In order to simulate a data stream, the output of this command can be piped into another process, for example to send messages to a Kafka topic or write files to NiFi for ingestion.

Argument

Description

-c, --catalog *

The catalog table containing schema metadata

-f, --feature-name *

The name of the schema

--interval *

Date interval to replay, in the format yyyy-MM-dd'T'HH:mm:ss.SSSZ/yyyy-MM-dd'T'HH:mm:ss.SSSZ

--dtg

Date attribute to base playback on. If not specified, will use the default schema date field

--rate

Rate multiplier to speed-up (or slow down) features being returned, as a float

--live

Will modify the returned dates to match the current time

--step-window

Query the interval in discrete chunks instead of all at once (‘10 minutes’, ‘30 seconds’, etc)

-q, --cql

Additional CQL filter to select features to export. Features will automatically be filtered to match the time interval

-a, --attributes

Specific attributes to export

-m, --max-features

Limit the number of features exported

-F, --output-format

Output format used for export

-o, --output

Output to a file instead of standard out

--hints

Query hints used to modify the query

--no-header

Don’t export the type header, for CSV and TSV formats

--suppress-empty

If no features are exported, don’t write any headers or other output

--gzip

Level of gzip compression to use for output, from 1-9

The playback command is an extension of the export command, and accepts all the parameters outlined there.

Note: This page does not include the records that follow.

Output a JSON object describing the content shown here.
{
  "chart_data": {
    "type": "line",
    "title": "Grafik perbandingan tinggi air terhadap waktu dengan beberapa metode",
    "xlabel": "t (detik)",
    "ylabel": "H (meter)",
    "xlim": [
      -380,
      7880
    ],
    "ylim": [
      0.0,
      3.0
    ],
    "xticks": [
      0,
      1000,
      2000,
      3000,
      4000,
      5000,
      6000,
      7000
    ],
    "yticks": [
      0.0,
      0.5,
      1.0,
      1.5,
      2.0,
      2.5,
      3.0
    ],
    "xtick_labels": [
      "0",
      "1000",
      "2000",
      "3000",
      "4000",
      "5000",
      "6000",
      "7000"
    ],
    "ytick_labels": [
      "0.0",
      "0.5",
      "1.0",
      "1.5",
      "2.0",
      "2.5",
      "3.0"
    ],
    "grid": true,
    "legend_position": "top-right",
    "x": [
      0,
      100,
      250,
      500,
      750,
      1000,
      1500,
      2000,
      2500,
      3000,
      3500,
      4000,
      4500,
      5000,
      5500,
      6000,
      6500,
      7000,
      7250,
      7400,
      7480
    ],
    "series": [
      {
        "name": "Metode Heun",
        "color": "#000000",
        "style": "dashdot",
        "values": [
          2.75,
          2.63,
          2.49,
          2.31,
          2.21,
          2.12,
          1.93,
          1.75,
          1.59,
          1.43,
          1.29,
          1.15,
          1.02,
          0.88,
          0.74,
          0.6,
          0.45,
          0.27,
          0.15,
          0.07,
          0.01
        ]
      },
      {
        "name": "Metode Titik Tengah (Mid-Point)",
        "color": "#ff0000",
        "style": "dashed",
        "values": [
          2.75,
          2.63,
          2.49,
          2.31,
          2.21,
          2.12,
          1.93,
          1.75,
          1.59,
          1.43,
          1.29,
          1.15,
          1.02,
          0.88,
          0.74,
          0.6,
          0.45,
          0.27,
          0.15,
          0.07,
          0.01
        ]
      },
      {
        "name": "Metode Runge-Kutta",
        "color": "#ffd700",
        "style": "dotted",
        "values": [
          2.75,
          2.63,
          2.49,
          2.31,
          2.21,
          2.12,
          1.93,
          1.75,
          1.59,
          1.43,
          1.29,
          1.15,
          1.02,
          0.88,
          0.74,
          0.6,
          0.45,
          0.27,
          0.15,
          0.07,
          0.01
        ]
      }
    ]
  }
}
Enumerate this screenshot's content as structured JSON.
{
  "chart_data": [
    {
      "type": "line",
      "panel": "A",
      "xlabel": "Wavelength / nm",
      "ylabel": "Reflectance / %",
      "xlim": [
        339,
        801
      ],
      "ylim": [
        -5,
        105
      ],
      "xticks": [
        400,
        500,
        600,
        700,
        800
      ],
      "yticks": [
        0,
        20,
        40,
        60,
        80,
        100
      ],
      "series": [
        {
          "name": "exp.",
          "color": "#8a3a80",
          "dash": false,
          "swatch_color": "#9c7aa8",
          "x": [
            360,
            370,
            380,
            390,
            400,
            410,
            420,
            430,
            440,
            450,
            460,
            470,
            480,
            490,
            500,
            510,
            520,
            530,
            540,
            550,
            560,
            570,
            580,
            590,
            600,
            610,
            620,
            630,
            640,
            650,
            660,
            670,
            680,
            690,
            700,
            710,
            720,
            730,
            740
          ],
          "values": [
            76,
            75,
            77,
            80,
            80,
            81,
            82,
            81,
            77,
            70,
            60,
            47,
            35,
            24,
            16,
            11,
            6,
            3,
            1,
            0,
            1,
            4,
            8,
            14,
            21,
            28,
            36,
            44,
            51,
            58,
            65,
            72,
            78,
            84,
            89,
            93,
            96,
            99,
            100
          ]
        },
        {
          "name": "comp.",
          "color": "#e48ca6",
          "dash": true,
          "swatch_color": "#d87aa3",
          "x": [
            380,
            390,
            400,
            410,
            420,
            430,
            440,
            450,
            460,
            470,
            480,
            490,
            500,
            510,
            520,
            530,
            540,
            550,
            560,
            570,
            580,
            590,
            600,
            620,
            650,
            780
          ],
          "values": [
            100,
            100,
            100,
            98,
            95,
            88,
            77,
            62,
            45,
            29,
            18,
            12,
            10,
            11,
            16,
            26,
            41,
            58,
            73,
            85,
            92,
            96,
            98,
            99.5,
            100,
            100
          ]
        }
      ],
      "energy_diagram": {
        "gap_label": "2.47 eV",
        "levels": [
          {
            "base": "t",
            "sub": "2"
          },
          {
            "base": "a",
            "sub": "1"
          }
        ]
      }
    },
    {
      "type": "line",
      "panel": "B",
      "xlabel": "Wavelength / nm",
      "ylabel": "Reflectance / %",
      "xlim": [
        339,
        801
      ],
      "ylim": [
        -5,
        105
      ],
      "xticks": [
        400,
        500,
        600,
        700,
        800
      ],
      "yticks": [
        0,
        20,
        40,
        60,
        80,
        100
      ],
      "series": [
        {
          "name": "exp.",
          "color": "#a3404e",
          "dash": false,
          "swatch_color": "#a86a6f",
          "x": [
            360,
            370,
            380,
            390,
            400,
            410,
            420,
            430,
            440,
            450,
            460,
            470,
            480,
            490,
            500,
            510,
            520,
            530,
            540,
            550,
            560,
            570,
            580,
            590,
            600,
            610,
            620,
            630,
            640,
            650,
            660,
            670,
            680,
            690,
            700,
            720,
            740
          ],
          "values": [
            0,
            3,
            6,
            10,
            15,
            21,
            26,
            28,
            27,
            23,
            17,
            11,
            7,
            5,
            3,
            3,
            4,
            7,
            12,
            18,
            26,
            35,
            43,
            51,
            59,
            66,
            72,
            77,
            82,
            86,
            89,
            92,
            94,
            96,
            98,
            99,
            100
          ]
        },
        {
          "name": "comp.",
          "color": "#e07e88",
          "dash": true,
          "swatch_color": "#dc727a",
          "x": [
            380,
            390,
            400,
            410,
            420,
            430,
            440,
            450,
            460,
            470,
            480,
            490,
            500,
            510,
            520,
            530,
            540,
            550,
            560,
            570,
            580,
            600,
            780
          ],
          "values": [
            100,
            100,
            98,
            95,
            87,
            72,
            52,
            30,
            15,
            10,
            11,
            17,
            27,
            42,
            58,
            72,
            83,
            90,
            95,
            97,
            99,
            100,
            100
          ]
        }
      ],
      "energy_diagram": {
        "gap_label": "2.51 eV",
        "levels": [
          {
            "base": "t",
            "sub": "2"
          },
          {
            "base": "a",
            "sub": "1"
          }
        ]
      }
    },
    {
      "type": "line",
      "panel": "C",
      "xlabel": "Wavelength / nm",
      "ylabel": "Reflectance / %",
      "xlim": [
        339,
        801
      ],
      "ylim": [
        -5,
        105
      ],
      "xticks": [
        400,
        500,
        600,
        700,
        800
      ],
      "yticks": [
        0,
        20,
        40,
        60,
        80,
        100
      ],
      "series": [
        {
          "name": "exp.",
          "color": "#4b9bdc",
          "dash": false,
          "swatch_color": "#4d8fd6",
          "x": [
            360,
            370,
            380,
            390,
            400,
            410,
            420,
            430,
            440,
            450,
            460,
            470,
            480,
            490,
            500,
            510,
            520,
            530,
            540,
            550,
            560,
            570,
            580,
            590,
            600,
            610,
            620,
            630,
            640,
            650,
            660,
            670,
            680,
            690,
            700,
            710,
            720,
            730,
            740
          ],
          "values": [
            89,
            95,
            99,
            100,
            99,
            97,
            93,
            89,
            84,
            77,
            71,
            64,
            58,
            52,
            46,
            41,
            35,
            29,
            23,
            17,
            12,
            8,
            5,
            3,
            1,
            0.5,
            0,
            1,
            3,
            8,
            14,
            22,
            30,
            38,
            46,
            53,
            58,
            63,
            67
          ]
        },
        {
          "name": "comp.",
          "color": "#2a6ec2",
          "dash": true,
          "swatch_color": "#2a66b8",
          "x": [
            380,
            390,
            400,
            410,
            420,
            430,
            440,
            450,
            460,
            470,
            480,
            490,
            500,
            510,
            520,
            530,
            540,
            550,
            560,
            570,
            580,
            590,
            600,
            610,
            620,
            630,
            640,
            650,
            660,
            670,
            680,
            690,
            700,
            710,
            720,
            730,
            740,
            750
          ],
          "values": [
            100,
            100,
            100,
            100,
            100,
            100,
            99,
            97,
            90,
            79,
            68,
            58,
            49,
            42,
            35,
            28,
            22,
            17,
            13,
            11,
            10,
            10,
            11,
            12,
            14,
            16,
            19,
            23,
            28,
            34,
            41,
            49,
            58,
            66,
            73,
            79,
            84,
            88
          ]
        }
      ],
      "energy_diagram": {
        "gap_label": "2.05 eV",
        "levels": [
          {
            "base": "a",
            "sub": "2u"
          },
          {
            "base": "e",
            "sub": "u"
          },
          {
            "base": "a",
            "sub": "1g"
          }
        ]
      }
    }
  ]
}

The --interval parameter specifies the date range for features to replay, based on the date attribute specified by --dtg, or the default schema date attribute if not specified.

The --rate parameter can be used to speed up or slow down the replay. It is specified as a floating point number. For example --rate 10 will make replay ten times faster, while --rate 0.1 will make replay ten times slower.

The --step-window parameter can be used to break up the query into discrete chunks, based on the time interval. For larger exports, this will save memory overhead when sorting and will likely be faster. The window should be large enough so that the overhead of creating multiple queries doesn’t slow down the process, but small enough so that a manageable batch of features is returned for each query. The optimal window size will depend on the time-based density of features, and the available hardware.